Testosterone therapy in women: Myths and misconceptions

Testosterone therapy in women: Myths and misconceptions

The European Menopause Journal, vol. 895, March 2016.

Rebecca Glaser  and  Constantine Dimitrakakis

URL: http://dx.doi.org/10.1016/j.maturitas.2013.01.003

Abstract.   Although testosterone therapy is being increasingly prescribed for men, there remain many questions and concerns about testosterone (T) and in particular, T therapy in women. A literature search was performed to elucidate the origin of, and scientific basis behind many of the concerns and assumptions about T and T therapy in women.

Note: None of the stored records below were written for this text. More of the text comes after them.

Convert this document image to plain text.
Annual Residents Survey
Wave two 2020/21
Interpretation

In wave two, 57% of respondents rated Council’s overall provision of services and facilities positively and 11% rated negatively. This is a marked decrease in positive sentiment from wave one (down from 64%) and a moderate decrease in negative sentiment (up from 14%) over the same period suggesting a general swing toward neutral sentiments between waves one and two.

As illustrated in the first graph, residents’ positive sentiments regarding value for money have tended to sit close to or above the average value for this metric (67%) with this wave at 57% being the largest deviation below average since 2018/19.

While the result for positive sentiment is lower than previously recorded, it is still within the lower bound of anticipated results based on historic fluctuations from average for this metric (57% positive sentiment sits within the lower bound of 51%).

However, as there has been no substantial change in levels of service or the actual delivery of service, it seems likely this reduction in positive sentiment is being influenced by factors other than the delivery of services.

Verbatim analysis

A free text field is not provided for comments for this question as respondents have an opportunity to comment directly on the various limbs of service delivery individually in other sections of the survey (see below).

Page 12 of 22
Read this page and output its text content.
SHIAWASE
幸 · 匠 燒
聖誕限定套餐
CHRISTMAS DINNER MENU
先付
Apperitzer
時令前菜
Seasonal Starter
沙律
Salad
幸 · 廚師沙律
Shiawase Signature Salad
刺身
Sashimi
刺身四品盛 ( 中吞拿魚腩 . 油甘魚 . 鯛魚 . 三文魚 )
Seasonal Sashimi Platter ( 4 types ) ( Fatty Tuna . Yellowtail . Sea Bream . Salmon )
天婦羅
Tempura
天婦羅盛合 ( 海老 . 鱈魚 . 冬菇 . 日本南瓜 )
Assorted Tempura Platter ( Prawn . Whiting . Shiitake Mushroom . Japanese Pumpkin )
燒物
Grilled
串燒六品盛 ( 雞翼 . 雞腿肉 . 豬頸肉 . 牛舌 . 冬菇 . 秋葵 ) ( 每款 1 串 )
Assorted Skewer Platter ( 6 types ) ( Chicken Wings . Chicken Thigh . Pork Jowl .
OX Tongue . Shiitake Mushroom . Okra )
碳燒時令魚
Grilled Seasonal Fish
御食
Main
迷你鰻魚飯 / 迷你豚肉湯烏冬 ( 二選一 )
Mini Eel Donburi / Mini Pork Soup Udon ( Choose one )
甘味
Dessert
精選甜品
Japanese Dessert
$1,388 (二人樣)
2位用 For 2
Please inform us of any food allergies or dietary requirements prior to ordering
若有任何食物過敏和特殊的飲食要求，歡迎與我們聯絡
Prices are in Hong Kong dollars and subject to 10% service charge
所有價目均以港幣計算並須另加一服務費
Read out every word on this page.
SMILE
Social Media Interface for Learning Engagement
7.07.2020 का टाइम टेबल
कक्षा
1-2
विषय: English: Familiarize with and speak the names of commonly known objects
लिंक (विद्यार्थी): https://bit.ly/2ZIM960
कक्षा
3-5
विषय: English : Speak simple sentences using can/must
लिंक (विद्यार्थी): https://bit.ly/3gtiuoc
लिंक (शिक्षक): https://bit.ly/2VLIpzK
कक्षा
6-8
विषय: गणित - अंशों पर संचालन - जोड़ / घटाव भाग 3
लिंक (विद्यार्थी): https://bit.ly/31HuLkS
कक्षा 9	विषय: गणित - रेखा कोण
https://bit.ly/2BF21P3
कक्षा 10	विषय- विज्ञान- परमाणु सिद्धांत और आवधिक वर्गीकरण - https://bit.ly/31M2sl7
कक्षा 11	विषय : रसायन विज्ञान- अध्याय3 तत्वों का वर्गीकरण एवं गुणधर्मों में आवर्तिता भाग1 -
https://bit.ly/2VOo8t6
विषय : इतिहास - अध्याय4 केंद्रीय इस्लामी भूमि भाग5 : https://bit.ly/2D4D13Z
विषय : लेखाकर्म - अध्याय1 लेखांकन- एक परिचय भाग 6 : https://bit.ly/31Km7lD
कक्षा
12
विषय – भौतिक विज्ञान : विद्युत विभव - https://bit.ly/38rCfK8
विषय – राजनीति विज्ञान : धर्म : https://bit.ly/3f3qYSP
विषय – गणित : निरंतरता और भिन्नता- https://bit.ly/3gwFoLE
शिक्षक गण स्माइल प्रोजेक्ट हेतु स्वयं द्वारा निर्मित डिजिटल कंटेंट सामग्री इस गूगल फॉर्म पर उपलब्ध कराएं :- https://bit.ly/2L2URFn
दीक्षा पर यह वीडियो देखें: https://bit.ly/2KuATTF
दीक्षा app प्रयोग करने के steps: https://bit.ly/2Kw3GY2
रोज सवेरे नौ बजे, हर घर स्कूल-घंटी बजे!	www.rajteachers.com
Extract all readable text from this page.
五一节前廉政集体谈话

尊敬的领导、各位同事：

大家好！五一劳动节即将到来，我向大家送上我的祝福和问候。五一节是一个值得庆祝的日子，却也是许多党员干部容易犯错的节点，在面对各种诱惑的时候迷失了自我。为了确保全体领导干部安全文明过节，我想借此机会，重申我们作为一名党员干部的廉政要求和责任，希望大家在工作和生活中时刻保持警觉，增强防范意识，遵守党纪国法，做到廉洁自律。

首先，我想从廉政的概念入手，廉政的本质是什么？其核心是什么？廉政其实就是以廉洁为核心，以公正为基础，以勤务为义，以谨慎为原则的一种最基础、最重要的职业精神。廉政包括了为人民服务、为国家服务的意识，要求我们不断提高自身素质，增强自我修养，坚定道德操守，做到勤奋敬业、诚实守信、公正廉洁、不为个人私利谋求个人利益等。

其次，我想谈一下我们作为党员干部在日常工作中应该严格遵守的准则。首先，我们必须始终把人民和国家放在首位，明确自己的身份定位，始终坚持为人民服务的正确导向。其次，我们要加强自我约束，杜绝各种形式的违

This paper refutes 10 common myths and misconceptions, and provides evidence to support what is physiologically plausible and scientifically evident: T is the most abundant biologically active female hormone, T is essential for physical and mental health in women, T is not masculinizing, T does not cause hoarseness, T increases scalp hair growth, T is cardiac protective, parenteral T does not adversely affect the liver or increase clotting factors, T is mood stabilizing and does not increase aggression, T is breast protective, and the safety of T therapy in women is under research and being established.

Abandoning myths, misconceptions and unfounded concerns about T and T therapy in women will enable physicians to provide evidenced based recommendations and appropriate therapy.